- IATA: none; ICAO: none; FAA LID: T40;

Summary
- Airport type: Public
- Owner: Enid McGehee
- Location: Marietta, Oklahoma
- Elevation AMSL: 760 ft / 232 m
- Coordinates: 33°53′56″N 097°10′14″W﻿ / ﻿33.89889°N 97.17056°W
- Interactive map of McGehee Catfish Restaurant Airport

Runways
| Direction | Length |  | Surface |
| ft | m |
| 17/35 | 2,450 | 747 | Turf |
- Source: Federal Aviation Administration

= McGehee Catfish Restaurant Airport =

McGehee Catfish Restaurant Airport is a privately owned, public-use airport located five nautical miles (6 mi, 9 km) southwest of the central business district of Marietta, a city in Love County, Oklahoma, United States.

The runway is currently closed indefinitely.

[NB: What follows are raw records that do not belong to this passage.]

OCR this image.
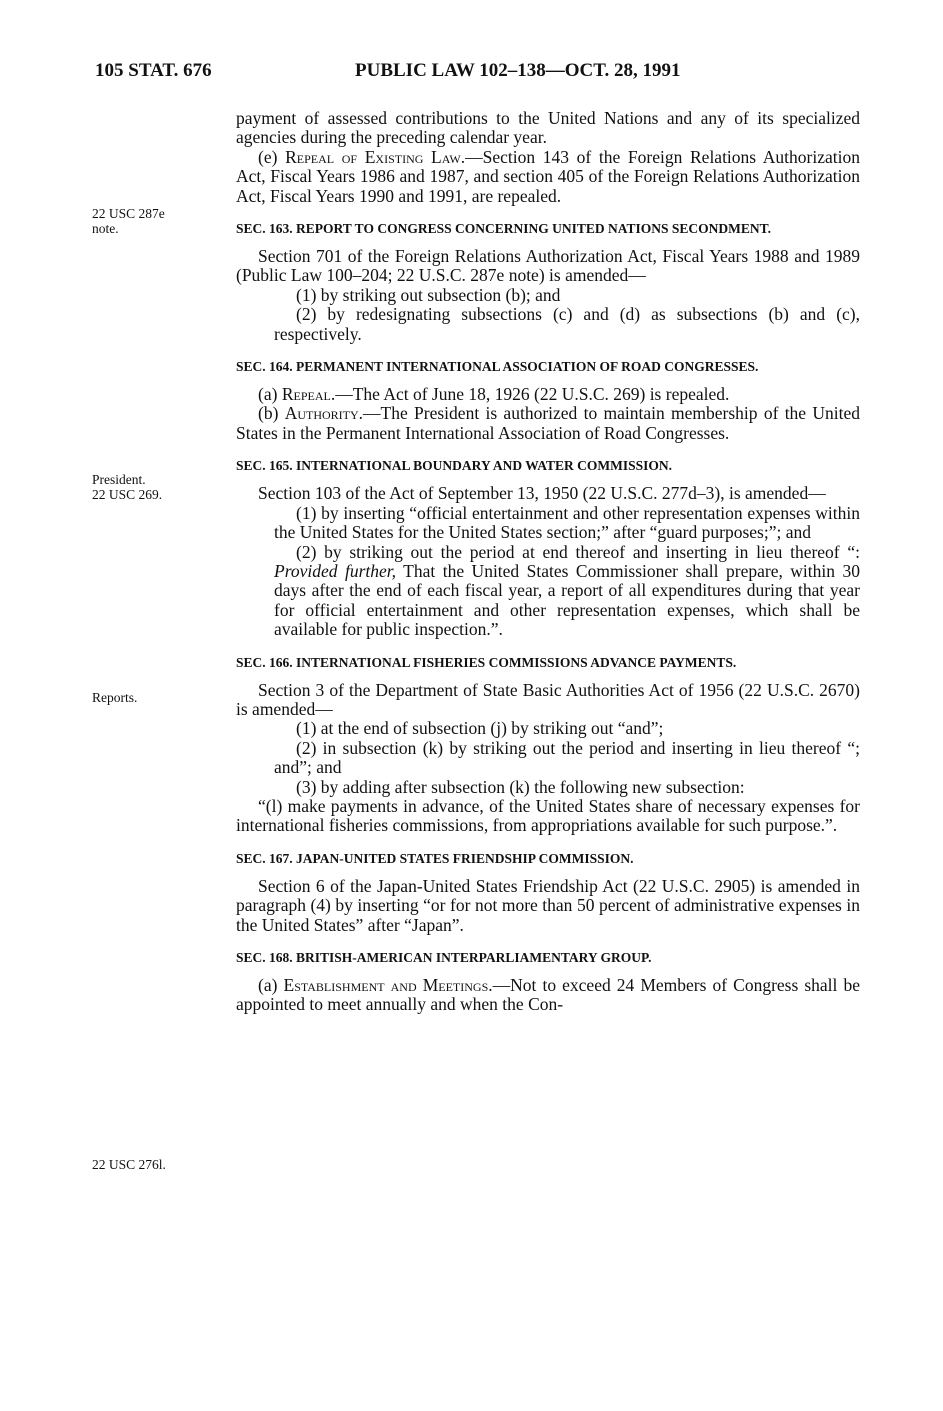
105 STAT. 676	PUBLIC LAW 102–138—OCT. 28, 1991
22 USC 287e
note.
President.
22 USC 269.
Reports.
22 USC 276l.

payment of assessed contributions to the United Nations and any of its specialized agencies during the preceding calendar year.

(e) Repeal of Existing Law.—Section 143 of the Foreign Relations Authorization Act, Fiscal Years 1986 and 1987, and section 405 of the Foreign Relations Authorization Act, Fiscal Years 1990 and 1991, are repealed.

SEC. 163. REPORT TO CONGRESS CONCERNING UNITED NATIONS SECONDMENT.

Section 701 of the Foreign Relations Authorization Act, Fiscal Years 1988 and 1989 (Public Law 100–204; 22 U.S.C. 287e note) is amended—

(1) by striking out subsection (b); and

(2) by redesignating subsections (c) and (d) as subsections (b) and (c), respectively.

SEC. 164. PERMANENT INTERNATIONAL ASSOCIATION OF ROAD CONGRESSES.

(a) Repeal.—The Act of June 18, 1926 (22 U.S.C. 269) is repealed.

(b) Authority.—The President is authorized to maintain membership of the United States in the Permanent International Association of Road Congresses.

SEC. 165. INTERNATIONAL BOUNDARY AND WATER COMMISSION.

Section 103 of the Act of September 13, 1950 (22 U.S.C. 277d–3), is amended—

(1) by inserting “official entertainment and other representation expenses within the United States for the United States section;” after “guard purposes;”; and

(2) by striking out the period at end thereof and inserting in lieu thereof “: Provided further, That the United States Commissioner shall prepare, within 30 days after the end of each fiscal year, a report of all expenditures during that year for official entertainment and other representation expenses, which shall be available for public inspection.”.

SEC. 166. INTERNATIONAL FISHERIES COMMISSIONS ADVANCE PAYMENTS.

Section 3 of the Department of State Basic Authorities Act of 1956 (22 U.S.C. 2670) is amended—

(1) at the end of subsection (j) by striking out “and”;

(2) in subsection (k) by striking out the period and inserting in lieu thereof “; and”; and

(3) by adding after subsection (k) the following new subsection:

“(l) make payments in advance, of the United States share of necessary expenses for international fisheries commissions, from appropriations available for such purpose.”.

SEC. 167. JAPAN-UNITED STATES FRIENDSHIP COMMISSION.

Section 6 of the Japan-United States Friendship Act (22 U.S.C. 2905) is amended in paragraph (4) by inserting “or for not more than 50 percent of administrative expenses in the United States” after “Japan”.

SEC. 168. BRITISH-AMERICAN INTERPARLIAMENTARY GROUP.

(a) Establishment and Meetings.—Not to exceed 24 Members of Congress shall be appointed to meet annually and when the Con-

== Facilities and aircraft ==
McGehee Catfish Restaurant Airport covers an area of 8 acre at an elevation of 760 feet (232 m) above mean sea level. It has one runway designated 17/35 with a turf surface measuring 2,450 by 55 feet (747 x 17 m).
The airport is closed and non-operational as of February 2020.